Am 28.01. schrieb Herr Sch. eine fristlose Kündigung mit seitenlanger Begründung, unter anderem wegen Arbeitsverweigerung.
Der Richter weist vorsorglich darauf hin, dass eine „beharrliche Arbeitsverweigerung“ als Grund für eine fristlose Kündigung entfällt, wenn gegenseitige Forderungen in der Diskussion sind, und deshalb ein Lohnarbeiter Arbeitsleistungen verweigert.
Der Richter und seine beiden Beisitzer ziehen sich zur Beratung zurück.
Anschließend meint der Richter, der Sachverhalt „ist für mich nicht ganz deutlich.“ Er schlägt vor, dass die fristlose Kündigung in eine fristgerechte umgewandelt wird mit Beendigung des Arbeitsverhältnisses zum 15.02. mit Zahlung des Gehalts und Abgeltung aller Urlaubsansprüche.
Herr F. erklärt sich mit diesem Vergleichsvorschlag einverstanden. Sein Chef beharrt jedoch auf der fristlosen Kündigung mit der Begründung: „Herr F. hat mich im Stich gelassen als ich krank war!“ Das Urteil erging am selben Tag. (25.11.2002)
Stadthalle M.
Vor Gericht erschienen der Pächter der Stadthalle von M. mit Rechtsanwalt als Beklagter und sein gekündigter Koch, Mitte Vierzig, mit Rechtsanwalt als Kläger.
Der Beklagte hatte ab 1.9.1999 für zehn Jahre die Stadthalle M. als Gastronomiebetrieb mit Kegelbahnen zu Bedingungen gepachtet, die nicht rentabel waren. Daher kündigte er am 14.02.02 den Pachtvertrag mit der Stadt zum 30.6.02. und kündigte am 27.02. auch seinen sieben Lohnarbeitern mit den tariflichen Kündigungsfristen, darunter dem Koch, der nun auf Weiterbeschäftigung klagte.

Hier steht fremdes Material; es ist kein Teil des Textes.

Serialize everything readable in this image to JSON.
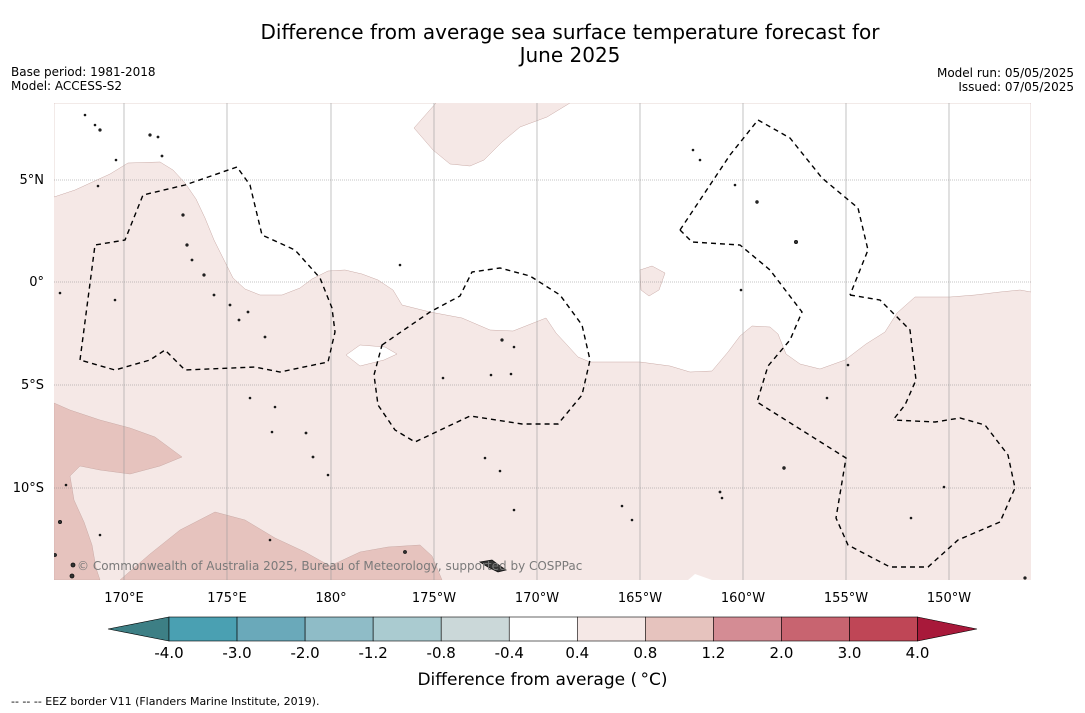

Tatsache ist nämlich, dass der Pächter den Gastronomiebetrieb weiterführte, wenn auch mit verändertem unternehmerischen Konzept. Gegenüber der Stadt und gegenüber der Ã-ffentlichkeit tritt er weiterhin als Pächter und als Betriebsleiter auf, aber der tägliche Betrieb der Kegelbahnen und die Bewirtung von Gesellschaften und Veranstaltungen in der Halle hatte er mit Einverständnis der Stadt an einen Unterpächter abgetreten. Dieser Subunternehmer beschäftigt seine eigenen Lohnarbeiter bzw. bezieht seine Essen von einem Catering-Unternehmen.
Der Richter befragt ausführlich den Unternehmer und interessiert sich nicht für die Klagegründe des Kochs. Der Pächter weist darauf hin, dass alle sieben Gekündigten in erster Instanz ihre Kündigungsklage verloren hatten, nur der Koch habe Berufung eingelegt.

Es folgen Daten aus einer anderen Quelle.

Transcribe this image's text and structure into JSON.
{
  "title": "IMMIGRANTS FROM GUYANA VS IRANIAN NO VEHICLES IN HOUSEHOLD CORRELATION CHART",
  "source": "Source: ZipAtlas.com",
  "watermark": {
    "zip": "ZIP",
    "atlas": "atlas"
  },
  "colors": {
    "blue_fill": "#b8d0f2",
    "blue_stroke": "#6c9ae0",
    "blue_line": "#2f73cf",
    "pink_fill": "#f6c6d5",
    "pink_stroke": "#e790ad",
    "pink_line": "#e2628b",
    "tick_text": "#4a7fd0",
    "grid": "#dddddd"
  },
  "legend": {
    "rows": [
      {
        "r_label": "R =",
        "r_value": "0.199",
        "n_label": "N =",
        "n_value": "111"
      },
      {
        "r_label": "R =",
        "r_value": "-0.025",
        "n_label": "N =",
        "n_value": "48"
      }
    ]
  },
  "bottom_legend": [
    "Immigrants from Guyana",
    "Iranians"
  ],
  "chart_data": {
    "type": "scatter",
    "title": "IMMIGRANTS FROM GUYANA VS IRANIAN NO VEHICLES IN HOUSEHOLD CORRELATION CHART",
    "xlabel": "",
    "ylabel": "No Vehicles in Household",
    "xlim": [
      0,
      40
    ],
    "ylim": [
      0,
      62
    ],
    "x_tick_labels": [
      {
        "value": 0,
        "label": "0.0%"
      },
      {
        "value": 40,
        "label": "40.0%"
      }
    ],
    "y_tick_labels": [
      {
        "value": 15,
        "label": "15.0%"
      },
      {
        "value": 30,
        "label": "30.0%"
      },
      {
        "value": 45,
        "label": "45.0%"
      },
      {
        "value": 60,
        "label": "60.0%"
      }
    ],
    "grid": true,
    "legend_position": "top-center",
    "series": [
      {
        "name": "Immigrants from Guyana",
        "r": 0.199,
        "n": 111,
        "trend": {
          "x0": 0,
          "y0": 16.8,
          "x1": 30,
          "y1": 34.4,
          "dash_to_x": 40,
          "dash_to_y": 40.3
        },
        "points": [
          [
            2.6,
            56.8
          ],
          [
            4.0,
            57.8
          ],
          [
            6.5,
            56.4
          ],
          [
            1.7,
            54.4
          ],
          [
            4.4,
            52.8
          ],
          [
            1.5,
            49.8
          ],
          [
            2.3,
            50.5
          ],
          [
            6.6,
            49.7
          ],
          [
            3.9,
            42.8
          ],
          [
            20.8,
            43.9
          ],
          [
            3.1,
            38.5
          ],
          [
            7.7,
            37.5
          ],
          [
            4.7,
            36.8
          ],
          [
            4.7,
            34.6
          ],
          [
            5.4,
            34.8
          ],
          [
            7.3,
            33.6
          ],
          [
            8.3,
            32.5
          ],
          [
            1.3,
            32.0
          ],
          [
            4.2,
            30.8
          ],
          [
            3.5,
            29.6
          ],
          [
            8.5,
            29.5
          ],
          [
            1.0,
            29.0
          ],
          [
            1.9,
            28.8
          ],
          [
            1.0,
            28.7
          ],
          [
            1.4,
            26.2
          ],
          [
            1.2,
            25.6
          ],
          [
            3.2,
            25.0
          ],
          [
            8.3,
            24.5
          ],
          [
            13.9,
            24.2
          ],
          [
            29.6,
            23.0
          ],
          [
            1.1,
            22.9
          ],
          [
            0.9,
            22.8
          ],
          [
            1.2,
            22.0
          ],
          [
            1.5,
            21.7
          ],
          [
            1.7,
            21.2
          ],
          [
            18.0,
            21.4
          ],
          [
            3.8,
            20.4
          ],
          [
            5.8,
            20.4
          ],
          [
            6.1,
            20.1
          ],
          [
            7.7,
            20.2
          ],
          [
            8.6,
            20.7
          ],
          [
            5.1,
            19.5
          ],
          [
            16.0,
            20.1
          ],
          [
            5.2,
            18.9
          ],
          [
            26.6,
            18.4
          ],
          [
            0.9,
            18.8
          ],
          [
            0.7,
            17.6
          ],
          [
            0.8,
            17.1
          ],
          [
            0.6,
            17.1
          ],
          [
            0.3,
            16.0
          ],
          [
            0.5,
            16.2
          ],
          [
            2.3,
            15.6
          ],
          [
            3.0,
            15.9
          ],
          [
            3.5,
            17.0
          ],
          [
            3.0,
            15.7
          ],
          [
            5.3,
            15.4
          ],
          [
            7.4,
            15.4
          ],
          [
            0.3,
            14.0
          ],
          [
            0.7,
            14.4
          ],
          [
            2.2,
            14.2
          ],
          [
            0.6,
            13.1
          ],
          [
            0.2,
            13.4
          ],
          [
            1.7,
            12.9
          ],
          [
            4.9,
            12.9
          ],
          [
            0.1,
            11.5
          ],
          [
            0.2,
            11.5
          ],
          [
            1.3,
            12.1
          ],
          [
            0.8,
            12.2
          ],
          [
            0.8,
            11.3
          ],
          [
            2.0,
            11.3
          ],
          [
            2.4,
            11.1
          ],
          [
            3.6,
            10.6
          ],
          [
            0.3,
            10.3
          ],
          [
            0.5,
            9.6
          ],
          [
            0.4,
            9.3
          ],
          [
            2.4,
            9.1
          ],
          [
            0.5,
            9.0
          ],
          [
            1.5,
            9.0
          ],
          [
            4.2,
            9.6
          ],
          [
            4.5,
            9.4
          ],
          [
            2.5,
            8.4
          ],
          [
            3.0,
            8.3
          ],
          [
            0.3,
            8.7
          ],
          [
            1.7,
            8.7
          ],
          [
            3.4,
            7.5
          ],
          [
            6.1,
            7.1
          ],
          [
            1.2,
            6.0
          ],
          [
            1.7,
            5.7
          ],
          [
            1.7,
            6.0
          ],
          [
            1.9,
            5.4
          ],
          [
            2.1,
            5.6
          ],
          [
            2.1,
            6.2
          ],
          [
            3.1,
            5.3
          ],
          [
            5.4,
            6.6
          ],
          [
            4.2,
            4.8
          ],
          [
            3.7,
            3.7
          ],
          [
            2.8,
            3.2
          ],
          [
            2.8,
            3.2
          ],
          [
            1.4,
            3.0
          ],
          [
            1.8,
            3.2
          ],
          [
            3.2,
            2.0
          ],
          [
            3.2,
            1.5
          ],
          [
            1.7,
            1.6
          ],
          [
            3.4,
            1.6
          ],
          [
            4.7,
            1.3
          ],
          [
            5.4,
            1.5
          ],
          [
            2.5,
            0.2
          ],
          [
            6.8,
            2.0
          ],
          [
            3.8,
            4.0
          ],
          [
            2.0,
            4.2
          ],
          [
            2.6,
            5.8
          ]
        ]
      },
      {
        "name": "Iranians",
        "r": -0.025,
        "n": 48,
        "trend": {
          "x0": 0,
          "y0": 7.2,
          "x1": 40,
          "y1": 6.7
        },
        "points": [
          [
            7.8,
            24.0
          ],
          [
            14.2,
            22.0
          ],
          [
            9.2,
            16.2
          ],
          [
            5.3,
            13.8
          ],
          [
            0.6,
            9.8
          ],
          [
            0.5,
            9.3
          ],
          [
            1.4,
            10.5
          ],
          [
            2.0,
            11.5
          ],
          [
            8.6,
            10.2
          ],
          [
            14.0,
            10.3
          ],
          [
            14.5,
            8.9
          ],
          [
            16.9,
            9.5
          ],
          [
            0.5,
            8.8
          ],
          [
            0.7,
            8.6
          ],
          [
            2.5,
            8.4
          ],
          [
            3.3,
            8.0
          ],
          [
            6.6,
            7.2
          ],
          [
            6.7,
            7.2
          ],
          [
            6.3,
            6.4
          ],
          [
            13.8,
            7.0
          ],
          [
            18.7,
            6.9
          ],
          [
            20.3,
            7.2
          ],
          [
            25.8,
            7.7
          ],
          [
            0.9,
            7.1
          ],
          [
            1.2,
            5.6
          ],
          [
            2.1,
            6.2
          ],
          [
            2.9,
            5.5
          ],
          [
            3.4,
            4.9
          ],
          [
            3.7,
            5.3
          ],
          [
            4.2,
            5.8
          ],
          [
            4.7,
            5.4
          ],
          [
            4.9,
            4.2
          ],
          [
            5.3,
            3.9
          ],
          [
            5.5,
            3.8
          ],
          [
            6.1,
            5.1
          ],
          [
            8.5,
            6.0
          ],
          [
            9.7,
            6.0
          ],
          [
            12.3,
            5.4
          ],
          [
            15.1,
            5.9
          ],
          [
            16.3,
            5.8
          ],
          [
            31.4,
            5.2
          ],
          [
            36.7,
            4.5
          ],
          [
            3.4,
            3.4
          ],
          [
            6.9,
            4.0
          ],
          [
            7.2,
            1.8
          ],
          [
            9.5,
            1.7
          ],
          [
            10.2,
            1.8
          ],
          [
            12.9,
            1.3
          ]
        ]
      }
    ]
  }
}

Nach einer kurzen Beratungspause führt der Richter aus, dass der Pächter fest entschlossen gewesen sei, zum 30.6. den Betrieb stillzulegen. Dass er nach der Kündigung seiner Angestellten in einem Telefonat mit der Stadtverwaltung seine Pacht-Kündigung wieder zurückgenommen hatte, ändere nichts an der Zulässigkeit und Wirksamkeit der Kündigungen gegenüber seinen Mitarbeitern. Das Unternehmenskonzept sei völlig verändert. Der Betrieb werde nun ohne Restaurantbetrieb weitergeführt und die Tätigkeit eines Kochs sei damit entfallen. Ein Wiedereinstellungsanspruch des Kochs komme nicht in Betracht.
Wo Lohnarbeiter zu wenig Profit bringen, da ist es einem Kapitalisten nicht zumutbar, Lohnarbeiter zu beschäftigen. (25.11.02.)